#3 MAXIMUM HEART RATE
Roryd sez: With only so many hours in the day I want to be somewhat efficient in my training and avoid excess fatigue. Keeping my eye on the data allows me to do this.
My goal is to exercise hard enough and long enough to get faster, stronger, leaner, to preserve; not so hard that I cause injury, fatigue or illness. To accomplish this end I approximated the recommendations in John Parker’s book Heart Monitor Training for the Complete Idiot. I use a Polar A5 heart rate monitor (but don’t really believe the model matters) and have determined my maximum heart rate (MHR) to be 182. I made this determination over a number of days by thoroughly warming up and then thrashing up a series of moderate hills until it seemed to me that I couldn’t reasonably squeeze out another beat per minute (perhaps if I had had a gun to my head). For me to establish my MHR in this manner was important because the common formula 220 – My Age returned a value of 158, a significant discrepancy.
Then, using Parker’s protocol again, I determined my resting rate to be 49.
With this data at hand I am able to quantify my running:
- Fitness training (slow / easy) = 60 to 70% MHR (my Maximum Heart Rate 182) = 109 – 127 beats per minute (bpm).
- Endurance training (moderate / long) = 70 to 85% MHR = 127 – 155 (bpm).
- Speed training (hard) = 155 – 90% MHR = 159 – 164 (bpm).

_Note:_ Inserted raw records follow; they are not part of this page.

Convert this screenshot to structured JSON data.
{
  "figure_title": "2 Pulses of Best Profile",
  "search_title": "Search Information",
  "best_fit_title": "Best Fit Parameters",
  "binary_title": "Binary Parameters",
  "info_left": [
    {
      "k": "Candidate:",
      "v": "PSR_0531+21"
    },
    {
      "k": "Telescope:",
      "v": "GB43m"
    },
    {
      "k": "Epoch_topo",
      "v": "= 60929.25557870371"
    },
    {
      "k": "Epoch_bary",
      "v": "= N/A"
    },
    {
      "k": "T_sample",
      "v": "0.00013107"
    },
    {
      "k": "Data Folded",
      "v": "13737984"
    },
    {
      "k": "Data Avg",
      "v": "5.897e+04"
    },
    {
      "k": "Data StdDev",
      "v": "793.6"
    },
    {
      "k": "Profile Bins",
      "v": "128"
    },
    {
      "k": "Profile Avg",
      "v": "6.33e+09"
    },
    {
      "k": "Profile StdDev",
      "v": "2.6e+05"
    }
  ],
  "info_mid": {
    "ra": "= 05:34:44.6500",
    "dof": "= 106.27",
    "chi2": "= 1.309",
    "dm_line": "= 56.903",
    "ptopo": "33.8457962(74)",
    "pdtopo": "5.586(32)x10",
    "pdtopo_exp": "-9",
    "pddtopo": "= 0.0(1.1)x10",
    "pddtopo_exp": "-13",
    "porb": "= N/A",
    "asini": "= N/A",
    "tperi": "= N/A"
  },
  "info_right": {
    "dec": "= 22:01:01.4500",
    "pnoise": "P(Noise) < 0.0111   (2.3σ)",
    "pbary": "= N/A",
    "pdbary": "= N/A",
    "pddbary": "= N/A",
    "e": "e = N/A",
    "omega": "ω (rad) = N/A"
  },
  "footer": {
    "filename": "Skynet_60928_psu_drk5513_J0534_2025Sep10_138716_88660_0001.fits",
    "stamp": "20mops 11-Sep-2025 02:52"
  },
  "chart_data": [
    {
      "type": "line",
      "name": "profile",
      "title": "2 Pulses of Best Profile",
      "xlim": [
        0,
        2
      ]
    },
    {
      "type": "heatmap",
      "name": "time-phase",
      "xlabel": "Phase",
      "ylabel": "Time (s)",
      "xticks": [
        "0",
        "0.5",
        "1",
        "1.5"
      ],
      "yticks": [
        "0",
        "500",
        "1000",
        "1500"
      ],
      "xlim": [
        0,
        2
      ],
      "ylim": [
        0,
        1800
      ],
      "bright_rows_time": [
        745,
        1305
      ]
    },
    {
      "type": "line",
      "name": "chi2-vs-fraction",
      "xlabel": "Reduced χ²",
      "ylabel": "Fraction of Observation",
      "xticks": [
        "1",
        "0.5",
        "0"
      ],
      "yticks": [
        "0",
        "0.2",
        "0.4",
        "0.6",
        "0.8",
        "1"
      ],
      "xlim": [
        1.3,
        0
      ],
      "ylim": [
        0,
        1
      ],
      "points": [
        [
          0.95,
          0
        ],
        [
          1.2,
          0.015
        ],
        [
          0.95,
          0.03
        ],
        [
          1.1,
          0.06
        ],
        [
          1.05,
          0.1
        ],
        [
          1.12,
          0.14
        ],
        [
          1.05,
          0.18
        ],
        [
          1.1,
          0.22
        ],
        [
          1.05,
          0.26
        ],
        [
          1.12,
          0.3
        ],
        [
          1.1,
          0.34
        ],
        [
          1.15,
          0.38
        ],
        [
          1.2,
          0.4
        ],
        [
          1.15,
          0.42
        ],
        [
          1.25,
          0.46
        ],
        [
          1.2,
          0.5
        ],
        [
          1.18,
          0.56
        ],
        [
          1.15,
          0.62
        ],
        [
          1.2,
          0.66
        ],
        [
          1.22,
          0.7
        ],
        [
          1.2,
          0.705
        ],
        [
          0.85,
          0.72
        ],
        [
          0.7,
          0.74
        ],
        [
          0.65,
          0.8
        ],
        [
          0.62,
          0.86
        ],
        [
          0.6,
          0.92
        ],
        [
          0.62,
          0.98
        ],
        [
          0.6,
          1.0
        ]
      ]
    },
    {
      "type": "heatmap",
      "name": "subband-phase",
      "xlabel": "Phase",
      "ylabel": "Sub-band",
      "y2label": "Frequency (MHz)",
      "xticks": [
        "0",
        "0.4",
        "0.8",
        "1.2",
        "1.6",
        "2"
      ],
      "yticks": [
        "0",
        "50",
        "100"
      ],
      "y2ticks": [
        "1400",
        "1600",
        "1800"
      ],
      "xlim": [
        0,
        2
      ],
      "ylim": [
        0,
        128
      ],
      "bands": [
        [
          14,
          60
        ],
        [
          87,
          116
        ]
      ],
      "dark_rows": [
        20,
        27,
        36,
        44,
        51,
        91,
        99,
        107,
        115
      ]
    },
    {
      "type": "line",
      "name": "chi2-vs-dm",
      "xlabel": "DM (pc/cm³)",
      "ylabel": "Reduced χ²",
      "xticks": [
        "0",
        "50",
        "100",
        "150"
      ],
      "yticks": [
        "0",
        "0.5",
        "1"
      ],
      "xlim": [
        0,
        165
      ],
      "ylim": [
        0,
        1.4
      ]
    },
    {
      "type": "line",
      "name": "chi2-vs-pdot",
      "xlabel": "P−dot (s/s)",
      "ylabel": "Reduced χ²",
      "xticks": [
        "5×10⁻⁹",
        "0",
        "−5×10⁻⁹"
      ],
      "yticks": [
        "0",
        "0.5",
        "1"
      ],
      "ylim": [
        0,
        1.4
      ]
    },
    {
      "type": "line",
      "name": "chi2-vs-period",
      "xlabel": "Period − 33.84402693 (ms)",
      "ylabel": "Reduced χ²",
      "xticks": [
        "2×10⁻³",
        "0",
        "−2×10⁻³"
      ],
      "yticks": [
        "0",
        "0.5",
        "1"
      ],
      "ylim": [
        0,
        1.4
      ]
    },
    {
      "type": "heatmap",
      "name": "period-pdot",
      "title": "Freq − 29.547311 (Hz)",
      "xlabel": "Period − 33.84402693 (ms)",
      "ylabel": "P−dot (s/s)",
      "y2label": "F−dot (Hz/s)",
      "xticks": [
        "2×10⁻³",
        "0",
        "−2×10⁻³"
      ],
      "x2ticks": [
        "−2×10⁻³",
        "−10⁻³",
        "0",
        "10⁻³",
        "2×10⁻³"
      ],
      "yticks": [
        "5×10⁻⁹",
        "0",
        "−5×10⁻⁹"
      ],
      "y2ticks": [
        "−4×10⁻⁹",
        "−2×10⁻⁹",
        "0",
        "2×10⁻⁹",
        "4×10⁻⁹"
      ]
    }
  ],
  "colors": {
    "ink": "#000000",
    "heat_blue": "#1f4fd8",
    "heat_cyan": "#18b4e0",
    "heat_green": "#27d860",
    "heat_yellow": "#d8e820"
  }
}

- Sprint training (maximal) = 90% (plus) MHR = 164 (plus). Interestingly, I found that various activities deliver various maximum heart rates. For instance, while cycling my MHR is about 164; swimming about 171 (bpm). I guess that this variance is because swimming and cycling aren't weight-bearing.
SUMMARY: Armed with data I can quantify my efforts, insuring I am training hard on some days, recovering well on others, optimizing the time I am investing.